The proposed method takes GRACE-derived groundwater storage data as the fitting variable of the model, which can be applied in remote areas where observation well data are lacking. Meanwhile, a dataset of groundwater storage changes with a higher resolution can be obtained and may be public for the further analysis of groundwater-related problems. For future work, the downscaling of groundwater storage changes at refined time scales will be conducted, as will the improvement of model reliability at refined spatial scales. Then, the relationship between downscaled groundwater storage changes and groundwater discharges under climate changes will further be explored to estimate the true groundwater withdrawals for effective groundwater management.

Supplementary Materials

The following supporting information can be downloaded at: https://www.mdpi.com/article/10.3390/rs15061490/s1, Figure S1. Comparisons of the two spatial scales, (a) 1° and (b) 0.05° in grid cells. Figure S2. Time series changes in GWSA with a spatial downscaling scale of 0.05° at a spatial resolution of 1° for 45 cells. The blue scatters are GRACE-derived GWSA at 1° grid, the grey band are the range of GWSA variation for all 0.05° grids at 1° grid, red lines are the average GWSA of all 0.05° grids at 1° grids. Figure S3. Spatial distribution of (a) precipitation infiltration coefficients and (b) evapotranspiration coefficient and (c) comprehensive specific yield in the study area. Figure S4. Sensitivities of hydrogeology parameters, u* and δ represent mean and standard deviation. T, α, β, and Sy represent the transmissivity, precipitation infiltration coefficient, evapotranspiration coefficient and comprehensive specific yield of the aquifer in the Zone I, respectively, and the subscripts a, b, and c represent the parameters in the Zone II, Zone III, and Zone IV, respectively, Ch represents the hydraulic gradient coefficient in the study area. Figure S5. Comparisons of the average GWSA for 12 scenarios with different driving data in this study area.

Author Contributions

J.S.: data collection and analysis, writing—original draft, writing-review and editing; L.H.: conceptualization, methodology, writing—review and editing; F.C. and L.Y., discussed and revised the manuscript; X.L. and K.S.: writing—review and editing. All authors have read and agreed to the published version of the manuscript.

Funding

This research was funded by the National Natural Science Foundation of China, grant number 41877173 and U2167211.

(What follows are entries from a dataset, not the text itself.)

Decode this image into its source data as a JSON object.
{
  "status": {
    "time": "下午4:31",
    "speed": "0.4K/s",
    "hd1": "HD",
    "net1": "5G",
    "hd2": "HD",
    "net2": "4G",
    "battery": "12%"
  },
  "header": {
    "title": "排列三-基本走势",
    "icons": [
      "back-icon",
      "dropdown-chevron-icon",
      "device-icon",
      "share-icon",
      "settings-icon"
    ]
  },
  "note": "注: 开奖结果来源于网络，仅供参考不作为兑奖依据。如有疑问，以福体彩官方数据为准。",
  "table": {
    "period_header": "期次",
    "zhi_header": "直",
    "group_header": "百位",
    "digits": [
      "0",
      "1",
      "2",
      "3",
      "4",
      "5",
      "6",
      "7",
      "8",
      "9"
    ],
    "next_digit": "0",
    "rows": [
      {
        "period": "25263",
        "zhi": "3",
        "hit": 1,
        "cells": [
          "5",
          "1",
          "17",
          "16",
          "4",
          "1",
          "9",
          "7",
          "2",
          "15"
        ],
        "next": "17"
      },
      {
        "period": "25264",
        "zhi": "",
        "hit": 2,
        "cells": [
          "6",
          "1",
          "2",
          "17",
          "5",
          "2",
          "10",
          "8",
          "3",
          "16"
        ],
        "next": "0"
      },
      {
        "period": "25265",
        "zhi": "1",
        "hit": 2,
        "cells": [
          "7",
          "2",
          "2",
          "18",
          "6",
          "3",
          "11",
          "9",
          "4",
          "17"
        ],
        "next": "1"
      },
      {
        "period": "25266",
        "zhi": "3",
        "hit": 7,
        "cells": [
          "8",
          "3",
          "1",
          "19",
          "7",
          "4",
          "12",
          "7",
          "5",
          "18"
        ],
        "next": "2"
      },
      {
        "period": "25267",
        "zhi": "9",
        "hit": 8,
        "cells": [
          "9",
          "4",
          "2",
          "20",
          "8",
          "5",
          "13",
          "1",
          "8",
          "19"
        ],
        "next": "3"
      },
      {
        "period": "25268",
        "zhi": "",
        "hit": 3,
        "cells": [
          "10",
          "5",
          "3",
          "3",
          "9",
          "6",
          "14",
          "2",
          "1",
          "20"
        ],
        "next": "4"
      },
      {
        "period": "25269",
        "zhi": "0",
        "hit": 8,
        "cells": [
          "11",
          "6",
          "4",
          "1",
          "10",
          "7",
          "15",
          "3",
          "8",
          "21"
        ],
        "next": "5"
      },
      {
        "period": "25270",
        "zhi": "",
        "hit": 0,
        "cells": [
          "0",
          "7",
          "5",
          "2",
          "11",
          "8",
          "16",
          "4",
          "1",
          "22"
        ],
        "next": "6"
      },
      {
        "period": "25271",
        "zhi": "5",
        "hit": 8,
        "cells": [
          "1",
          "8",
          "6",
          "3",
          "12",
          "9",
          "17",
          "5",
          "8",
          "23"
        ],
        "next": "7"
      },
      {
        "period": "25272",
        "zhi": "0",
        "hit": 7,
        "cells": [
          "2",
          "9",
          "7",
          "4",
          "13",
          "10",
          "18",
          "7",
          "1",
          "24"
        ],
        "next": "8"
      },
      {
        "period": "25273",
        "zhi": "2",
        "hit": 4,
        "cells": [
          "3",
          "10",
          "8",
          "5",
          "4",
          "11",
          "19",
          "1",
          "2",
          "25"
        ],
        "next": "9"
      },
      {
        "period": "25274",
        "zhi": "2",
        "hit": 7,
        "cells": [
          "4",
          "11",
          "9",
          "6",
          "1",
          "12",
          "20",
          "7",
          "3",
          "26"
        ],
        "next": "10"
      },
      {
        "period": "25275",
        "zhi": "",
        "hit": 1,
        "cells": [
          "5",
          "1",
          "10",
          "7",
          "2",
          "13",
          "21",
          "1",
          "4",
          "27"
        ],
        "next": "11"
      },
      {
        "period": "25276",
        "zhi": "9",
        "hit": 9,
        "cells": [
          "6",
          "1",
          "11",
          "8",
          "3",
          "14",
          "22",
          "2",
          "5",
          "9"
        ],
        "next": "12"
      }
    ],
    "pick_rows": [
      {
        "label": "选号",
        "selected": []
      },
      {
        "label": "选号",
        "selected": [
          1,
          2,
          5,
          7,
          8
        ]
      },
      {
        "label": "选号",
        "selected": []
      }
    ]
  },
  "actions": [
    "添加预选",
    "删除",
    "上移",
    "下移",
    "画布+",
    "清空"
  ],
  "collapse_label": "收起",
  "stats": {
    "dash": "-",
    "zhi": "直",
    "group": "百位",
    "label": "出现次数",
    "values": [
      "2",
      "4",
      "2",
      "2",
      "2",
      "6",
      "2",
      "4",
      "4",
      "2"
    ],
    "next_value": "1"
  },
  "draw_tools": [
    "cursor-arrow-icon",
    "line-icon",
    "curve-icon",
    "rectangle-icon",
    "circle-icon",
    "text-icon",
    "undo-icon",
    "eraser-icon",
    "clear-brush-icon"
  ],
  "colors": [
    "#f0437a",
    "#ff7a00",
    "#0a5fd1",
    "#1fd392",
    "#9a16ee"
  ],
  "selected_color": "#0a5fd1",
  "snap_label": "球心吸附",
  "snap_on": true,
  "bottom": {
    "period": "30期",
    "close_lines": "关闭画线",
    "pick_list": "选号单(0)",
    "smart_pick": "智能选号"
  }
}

Data Availability Statement

This study provides the model program and input data files as well as the downscaled GWSA datasets, which can be downloaded from https://figshare.com/articles/dataset/Downscaled_GWSA_dataset/20406309 (uploaded on 30 July 2022) or are available from the first author upon request.

Acknowledgments

We appreciate the free access of the GRACE mascon solutions and GLDAS, TRMM, ERA5, GLEAM, MODIS, and PENG meteorological and hydrological datasets. GRACE mascon solutions: ftp://podaac-ftp.jpl.nasa.gov/allData/tellus/L3/land%20mass/RL06 (accessed on 11 March 2022); GLDAS: http://disc.gsfc.nasa.gov/hydrology/data-holdings (accessed on 11 March 2022); GLEAM: http://www.gleam.eu (accessed on 16 March 2022); MODIS: https://doi.org/10.5067/MODIS/MCD12Q1.006 (accessed on 16 March 2022); TRMM: https://gpm.nasa.gov/category/mission-affiliation/trmm (accessed on 21 March 2022); ERA5: https://cds.climate.copernicus.eu/cdsapp#!/home (accessed on 23 March 2022); PENG: http://poles.tpdc.ac.cn/zh-hans/data/faae7605-a0f2-4d18-b28f-5cee413766a2/ (accessed on 2 April 2022); CMA: http://data.cma.cn/ (accessed on 23 March 2022).

Conflicts of Interest

All authors declare that no conflict of interest exists.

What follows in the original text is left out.